Yesterday I was able to preach on one of my favorite passages of Scripture—Hosea 1-3. I continue to be shocked by Hosea 2:14. It’s one of the most shocking verses in the Old Testament.
“Therefore, behold, I will allure her, and bring her into the wilderness, and speak tenderly to her.”
Given everything which comes prior to that verse it is an unexpected plot twist. After everything Israel has done to her husband, you’d anticipate rejection. Or perhaps, if you are banking on the Lord being merciful you’d except a bit of mercy. Perhaps he’ll let her grovel back. Maybe he’ll even accept her with open arms when she comes back to him. But that’s best case scenario–that she’ll be like the prodigal son and come back begging to just be a servant but instead she’ll be thrown a party. After all, what bargaining chip does an undesirable whore bring to the table? Mercy is her only hope.
But she doesn’t have to come groveling back. This story goes even further than the story of the Prodigal Son. In that parable the rejected father waits for his son to return home so he can throw him a party. But in Hosea the jilted lover actually goes out into the wilderness and pursues his wayward wife as if she actually is desirable. He allures her. And that’s absolutely shocking.
You know, it’d be one thing if the jilted lover in this story was The Offspring’s “sucker with no self-esteem”, but this is the God of the Universe we are talking about.
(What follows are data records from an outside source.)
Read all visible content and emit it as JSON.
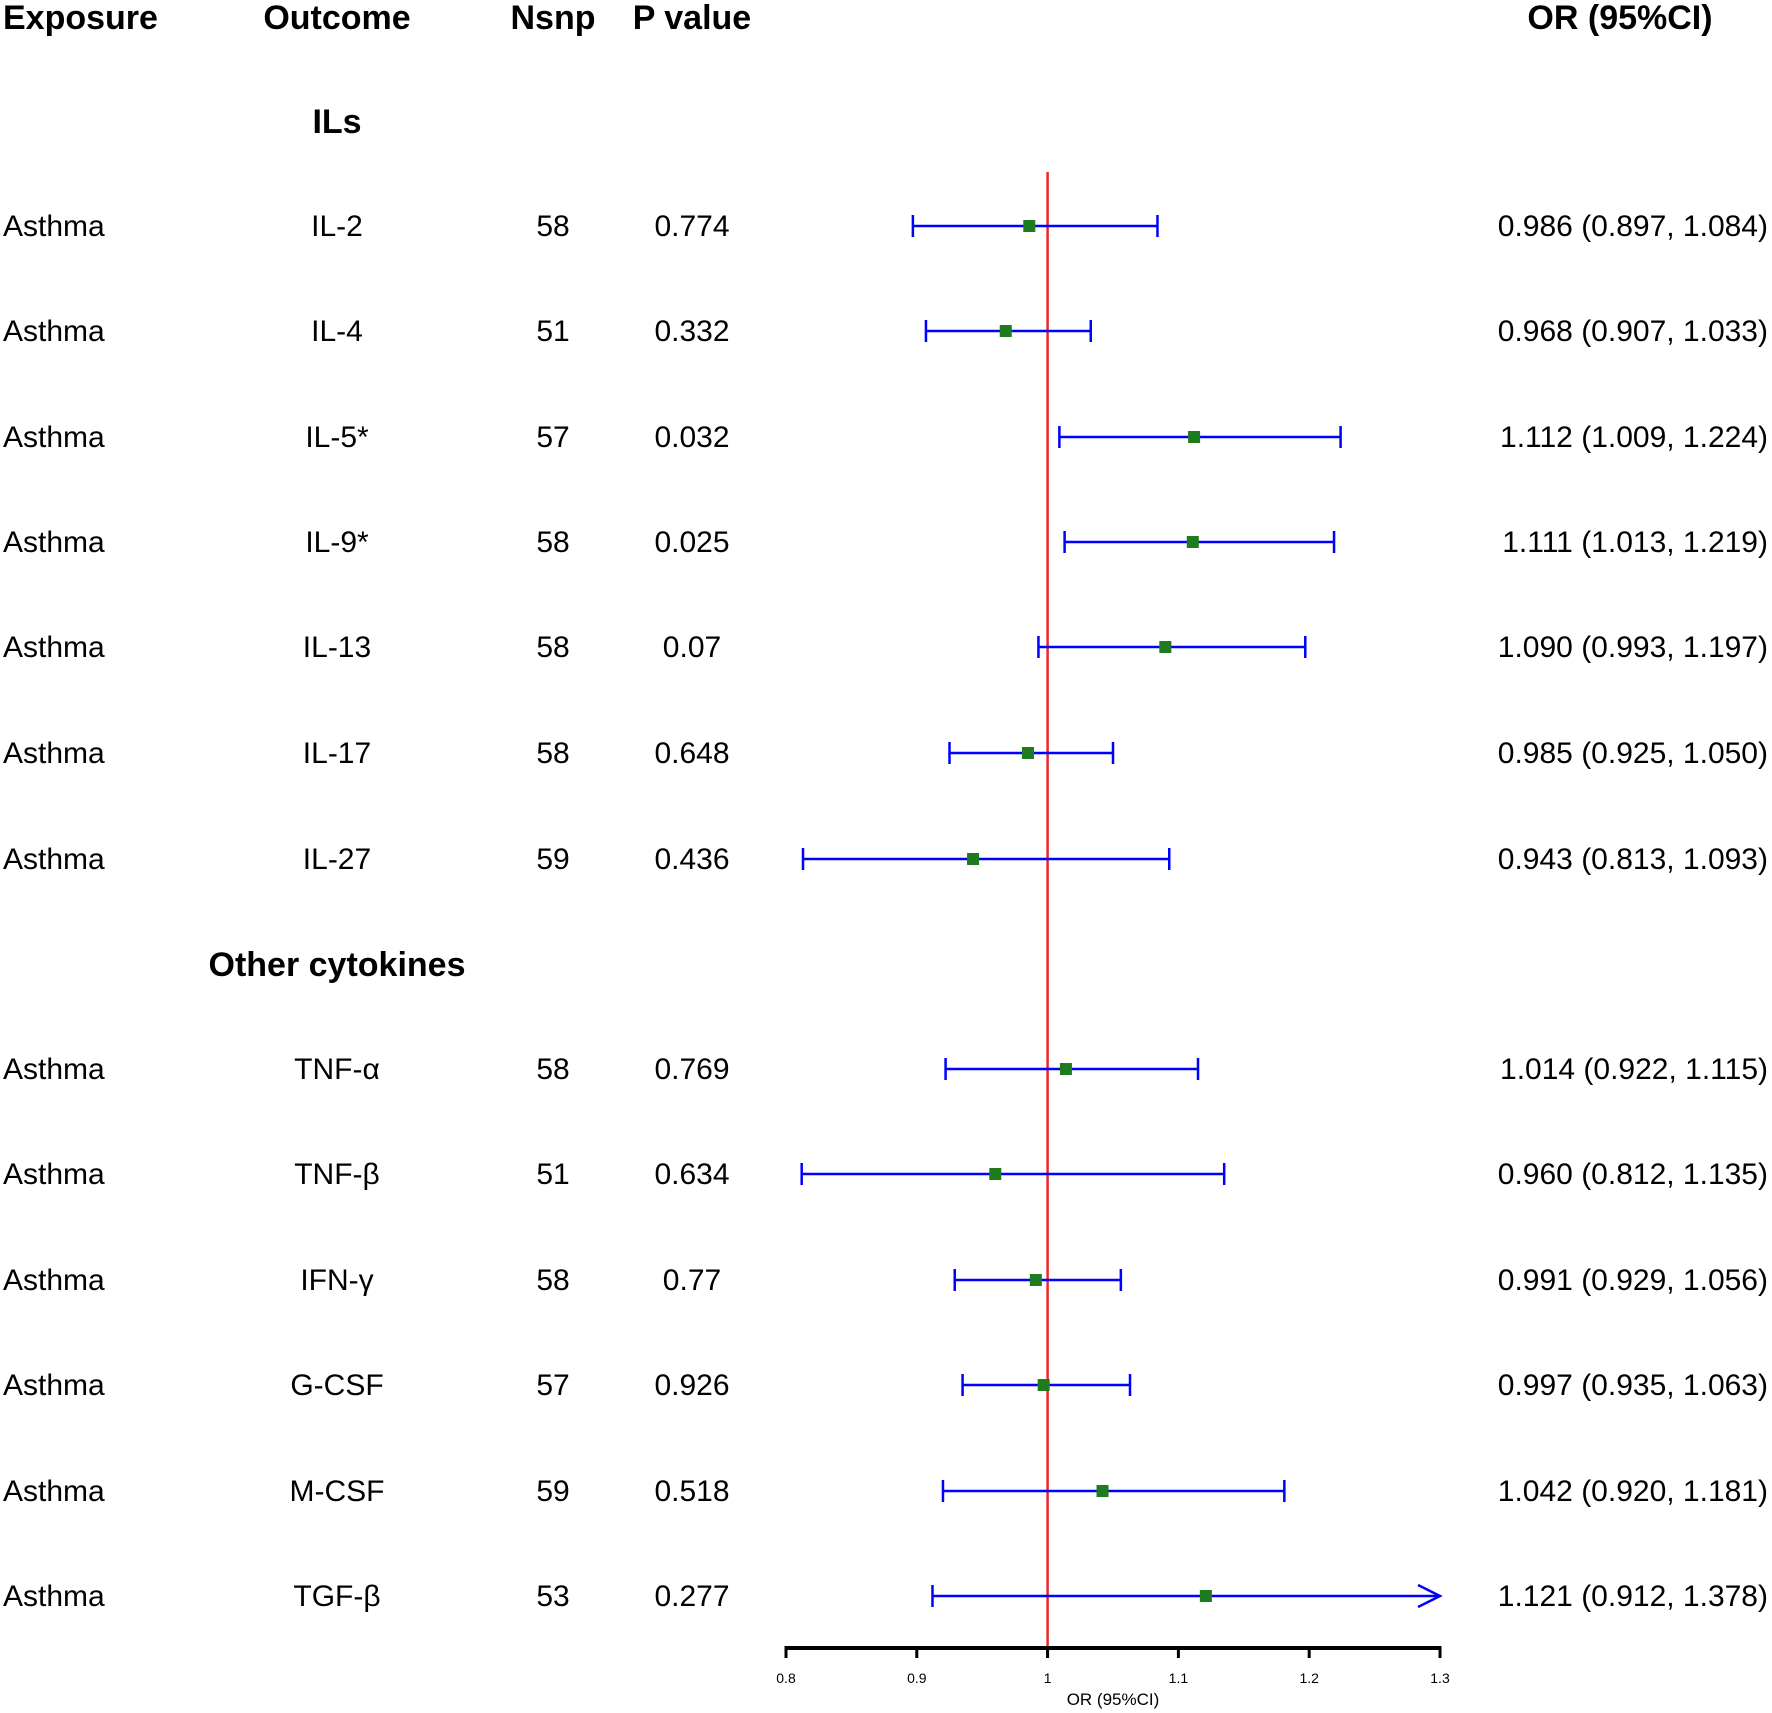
{
  "headers": {
    "exposure": "Exposure",
    "outcome": "Outcome",
    "nsnp": "Nsnp",
    "pvalue": "P value",
    "or": "OR (95%CI)"
  },
  "chart_data": {
    "type": "forest",
    "xlabel": "OR (95%CI)",
    "xlim": [
      0.8,
      1.3
    ],
    "xticks": [
      "0.8",
      "0.9",
      "1",
      "1.1",
      "1.2",
      "1.3"
    ],
    "reference_line": 1,
    "colors": {
      "ci": "#0000ff",
      "point": "#1e7b1e",
      "reference": "#e8282d"
    },
    "groups": [
      {
        "label": "ILs",
        "rows": [
          {
            "exposure": "Asthma",
            "outcome": "IL-2",
            "nsnp": "58",
            "p": "0.774",
            "or": 0.986,
            "lo": 0.897,
            "hi": 1.084,
            "text": "0.986 (0.897, 1.084)"
          },
          {
            "exposure": "Asthma",
            "outcome": "IL-4",
            "nsnp": "51",
            "p": "0.332",
            "or": 0.968,
            "lo": 0.907,
            "hi": 1.033,
            "text": "0.968 (0.907, 1.033)"
          },
          {
            "exposure": "Asthma",
            "outcome": "IL-5*",
            "nsnp": "57",
            "p": "0.032",
            "or": 1.112,
            "lo": 1.009,
            "hi": 1.224,
            "text": "1.112 (1.009, 1.224)"
          },
          {
            "exposure": "Asthma",
            "outcome": "IL-9*",
            "nsnp": "58",
            "p": "0.025",
            "or": 1.111,
            "lo": 1.013,
            "hi": 1.219,
            "text": "1.111 (1.013, 1.219)"
          },
          {
            "exposure": "Asthma",
            "outcome": "IL-13",
            "nsnp": "58",
            "p": "0.07",
            "or": 1.09,
            "lo": 0.993,
            "hi": 1.197,
            "text": "1.090 (0.993, 1.197)"
          },
          {
            "exposure": "Asthma",
            "outcome": "IL-17",
            "nsnp": "58",
            "p": "0.648",
            "or": 0.985,
            "lo": 0.925,
            "hi": 1.05,
            "text": "0.985 (0.925, 1.050)"
          },
          {
            "exposure": "Asthma",
            "outcome": "IL-27",
            "nsnp": "59",
            "p": "0.436",
            "or": 0.943,
            "lo": 0.813,
            "hi": 1.093,
            "text": "0.943 (0.813, 1.093)"
          }
        ]
      },
      {
        "label": "Other cytokines",
        "rows": [
          {
            "exposure": "Asthma",
            "outcome": "TNF-α",
            "nsnp": "58",
            "p": "0.769",
            "or": 1.014,
            "lo": 0.922,
            "hi": 1.115,
            "text": "1.014 (0.922, 1.115)"
          },
          {
            "exposure": "Asthma",
            "outcome": "TNF-β",
            "nsnp": "51",
            "p": "0.634",
            "or": 0.96,
            "lo": 0.812,
            "hi": 1.135,
            "text": "0.960 (0.812, 1.135)"
          },
          {
            "exposure": "Asthma",
            "outcome": "IFN-γ",
            "nsnp": "58",
            "p": "0.77",
            "or": 0.991,
            "lo": 0.929,
            "hi": 1.056,
            "text": "0.991 (0.929, 1.056)"
          },
          {
            "exposure": "Asthma",
            "outcome": "G-CSF",
            "nsnp": "57",
            "p": "0.926",
            "or": 0.997,
            "lo": 0.935,
            "hi": 1.063,
            "text": "0.997 (0.935, 1.063)"
          },
          {
            "exposure": "Asthma",
            "outcome": "M-CSF",
            "nsnp": "59",
            "p": "0.518",
            "or": 1.042,
            "lo": 0.92,
            "hi": 1.181,
            "text": "1.042 (0.920, 1.181)"
          },
          {
            "exposure": "Asthma",
            "outcome": "TGF-β",
            "nsnp": "53",
            "p": "0.277",
            "or": 1.121,
            "lo": 0.912,
            "hi": 1.378,
            "text": "1.121 (0.912, 1.378)"
          }
        ]
      }
    ]
  }
}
There is nothing with which He gains from pursuing her. All that is tying him to her is a binding covenant that he made centuries before, and one he made fully knowing what type of woman she’d be. There is nothing which motivates Him but his own purpose to love. Again that is why this verse is so shocking. When I think about God loving because He has decided to love and not because we are desirable, I tend to picture an old married couple who wouldn’t consider getting a divorce, but the husband is more interested in golf and the wife is more interested in her hummingbird feeder. You don’t use a word like “allure” or “speak tenderly” in such a relationship.
All of this is why I said what I did as we administered the Lord’s Supper. I reminded the congregation of everything we had just read in Hosea and proclaimed that as the bread touches our lips it is a reminder that we are wanted. There is a body which was broken for us. A man who emptied his bank account (Philippians 2) to pursue a foolish and rebellious idolatrous whore, like me. A God who became man (who went to the wilderness) in order to speak tenderly to the treacherous. The Christ undone for the undesirable.
You are wanted. That’s one thing which the Lord’s Supper is communicating.